Using Privilege for the Greater Good

Stephanie Logan

Producer of DC Diary Podcast

My privilege is something that I’ve always been aware of.  In part, that’s because my mom has always been a sticker for precise language.  When asked, “How are you?” she doesn't reply, “fine, thanks.” She typically replies, “exceptional, as always.”  She never responds to an apology with “it’s fine,” she responds with “I accept your apology,” so as not to dismiss the original act.  And when I was younger, whenever I or one of my 4 siblings would remark about how lucky we were to have gotten a new toy or to go to summer camp, she would correct us, “you’re not lucky, you’re privileged.”  I think she did this for 2 reasons: first, see aforementioned note about being a sticker, and second, to ensure we understood that we hadn’t done anything ourselves to deserve the things our parents provided to us.  We had just been born into the right family.

My privilege, as an able-bodied upper-middle class straight cis white woman, touches every aspect of my life.  At work I can be assertive and firm, without being labeled aggressive or angry. I can expect that police will help me, rather than harass me. If I’m pushy enough, I can usually catch a break from customer service (even from airlines). And I can be fairly certain that I won’t be denied housing or a job or basic necessities because of how I look or who I am.

Privilege, for the most part, is a passive experience.  It is so easy to accept the good things that come my way and not question why or how they came to me (for my white readers, I know you’ll understand reference to “The Bubble” on 30 Rock). But non-privilege is anything but a passive experience.  And as privileged people, we should be at least matching, if not exceeding, the level of engagement required of non-privileged people to simply move through the world.  And our efforts should be going toward trying to level the playing field. Here are some ways we can do that:

  • Listen to understand. This should be a no-brainer, but in case it’s not, listen to the people around you when they tell you about their experiences.  When your friends and colleagues and acquaintances express frustration or dismay about an event or situation, ask why. Then listen.  
  • Do your own homework. After you’ve listened, follow up on your own.  Don’t rely on marginalized people to point you to readings to further your understanding.  Google it on your own. (But if you are offered some recommendations, make sure you check them out.)
  • Speak up in circles of privilege.  When you hear hurtful language or people expressing problematic views, speak up, especially when you’re in a circle of privilege.  You can be a conduit. Use your status to teach.
  • Don’t be a bystander. When you see wrongdoing, use your privilege to step in.  Protect those who you see being harassed on the street or ignored by customer service.
  • Be an advocate. When you hear of jobs or speaking opportunities or networking events, recommend others to fill those roles.
  • Bring someone with you.  Don’t close the door behind you.  When you have important opportunities or you make it into a room, bring someone with you.
  • Don’t be stingy. You didn’t do anything to deserve your privilege, so remember that those with less privilege didn’t do anything to deserve it either.  If someone reaches out to you for advice or assistance, be generous.
  • Put your money where you mouth is.

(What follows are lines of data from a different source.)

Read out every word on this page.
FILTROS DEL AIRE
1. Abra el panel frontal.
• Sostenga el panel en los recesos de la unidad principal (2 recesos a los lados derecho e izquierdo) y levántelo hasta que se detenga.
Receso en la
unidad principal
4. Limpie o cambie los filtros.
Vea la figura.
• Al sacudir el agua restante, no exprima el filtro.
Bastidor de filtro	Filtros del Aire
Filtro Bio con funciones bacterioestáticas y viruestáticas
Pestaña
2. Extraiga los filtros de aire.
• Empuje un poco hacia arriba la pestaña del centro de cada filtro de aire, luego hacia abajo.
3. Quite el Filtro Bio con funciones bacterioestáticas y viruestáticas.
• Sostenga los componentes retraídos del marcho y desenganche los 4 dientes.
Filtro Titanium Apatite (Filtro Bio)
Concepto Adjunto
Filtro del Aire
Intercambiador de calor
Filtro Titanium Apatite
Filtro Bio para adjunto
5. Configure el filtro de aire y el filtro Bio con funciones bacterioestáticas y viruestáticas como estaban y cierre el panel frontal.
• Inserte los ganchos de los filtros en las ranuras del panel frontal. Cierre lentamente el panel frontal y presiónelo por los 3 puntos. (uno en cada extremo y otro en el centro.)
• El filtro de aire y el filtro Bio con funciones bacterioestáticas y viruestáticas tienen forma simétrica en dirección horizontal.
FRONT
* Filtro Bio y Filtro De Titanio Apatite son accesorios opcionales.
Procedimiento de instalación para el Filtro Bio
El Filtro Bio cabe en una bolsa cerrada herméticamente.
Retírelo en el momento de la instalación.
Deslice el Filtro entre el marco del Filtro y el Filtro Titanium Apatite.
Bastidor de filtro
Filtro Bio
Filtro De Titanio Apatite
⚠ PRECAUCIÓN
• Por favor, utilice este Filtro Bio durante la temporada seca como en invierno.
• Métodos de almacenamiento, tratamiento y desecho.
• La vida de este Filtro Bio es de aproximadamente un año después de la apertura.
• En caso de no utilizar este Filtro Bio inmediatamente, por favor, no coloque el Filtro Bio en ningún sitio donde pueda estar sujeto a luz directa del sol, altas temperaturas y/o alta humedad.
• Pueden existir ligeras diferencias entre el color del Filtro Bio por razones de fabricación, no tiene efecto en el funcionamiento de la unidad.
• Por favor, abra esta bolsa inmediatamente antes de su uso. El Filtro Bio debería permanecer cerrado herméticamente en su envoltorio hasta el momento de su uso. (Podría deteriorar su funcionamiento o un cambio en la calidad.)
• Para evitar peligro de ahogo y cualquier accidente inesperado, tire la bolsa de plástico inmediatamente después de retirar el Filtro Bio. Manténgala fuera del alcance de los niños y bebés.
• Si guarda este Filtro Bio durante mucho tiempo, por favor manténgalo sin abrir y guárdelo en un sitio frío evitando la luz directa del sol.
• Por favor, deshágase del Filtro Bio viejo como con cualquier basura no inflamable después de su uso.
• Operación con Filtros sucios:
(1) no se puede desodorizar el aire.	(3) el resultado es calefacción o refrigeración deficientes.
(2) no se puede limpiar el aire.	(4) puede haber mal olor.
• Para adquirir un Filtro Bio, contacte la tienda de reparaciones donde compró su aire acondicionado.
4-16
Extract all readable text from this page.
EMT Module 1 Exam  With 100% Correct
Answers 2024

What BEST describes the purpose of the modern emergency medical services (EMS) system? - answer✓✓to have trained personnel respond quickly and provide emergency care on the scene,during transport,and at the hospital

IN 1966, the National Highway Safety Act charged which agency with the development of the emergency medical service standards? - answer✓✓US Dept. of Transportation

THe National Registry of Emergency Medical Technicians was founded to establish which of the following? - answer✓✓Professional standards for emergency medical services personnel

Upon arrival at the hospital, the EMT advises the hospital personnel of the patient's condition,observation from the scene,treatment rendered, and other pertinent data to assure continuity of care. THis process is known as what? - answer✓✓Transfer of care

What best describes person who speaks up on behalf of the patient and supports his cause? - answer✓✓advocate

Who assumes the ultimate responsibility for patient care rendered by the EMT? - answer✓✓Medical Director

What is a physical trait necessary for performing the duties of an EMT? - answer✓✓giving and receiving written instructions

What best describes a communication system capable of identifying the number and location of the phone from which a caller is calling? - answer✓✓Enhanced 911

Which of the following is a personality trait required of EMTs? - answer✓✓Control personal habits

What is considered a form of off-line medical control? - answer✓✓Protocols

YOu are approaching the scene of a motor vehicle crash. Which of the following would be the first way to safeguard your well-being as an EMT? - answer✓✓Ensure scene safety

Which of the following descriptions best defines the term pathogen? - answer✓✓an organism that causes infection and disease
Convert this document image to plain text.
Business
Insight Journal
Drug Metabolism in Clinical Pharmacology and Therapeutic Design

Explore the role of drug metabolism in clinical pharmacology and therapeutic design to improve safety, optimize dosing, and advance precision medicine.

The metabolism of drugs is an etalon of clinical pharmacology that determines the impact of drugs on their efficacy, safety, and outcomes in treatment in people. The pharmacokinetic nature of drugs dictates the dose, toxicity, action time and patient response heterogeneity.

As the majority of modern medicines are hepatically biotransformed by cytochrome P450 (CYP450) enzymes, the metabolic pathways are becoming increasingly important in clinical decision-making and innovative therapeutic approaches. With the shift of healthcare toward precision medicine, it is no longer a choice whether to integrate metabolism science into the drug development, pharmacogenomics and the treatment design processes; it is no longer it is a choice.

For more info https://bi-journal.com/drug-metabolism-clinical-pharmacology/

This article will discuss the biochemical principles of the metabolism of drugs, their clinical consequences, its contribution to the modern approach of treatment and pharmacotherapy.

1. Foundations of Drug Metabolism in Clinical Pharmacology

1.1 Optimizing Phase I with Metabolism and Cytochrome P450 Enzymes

Make donations to organizations that help marginalized people. Especially if your money came from generational wealth that you yourself didn’t earn.
  • Do it because it’s right. Not because someone is watching.

Recognizing my own privilege allows me to, at once, be proud of where I came from and the life my parents worked to provide me, and understand that society doesn’t reward everyone equally for equal effort.  It is my job to recognize and engage with my privilege in a way that makes the world better, for the greater good.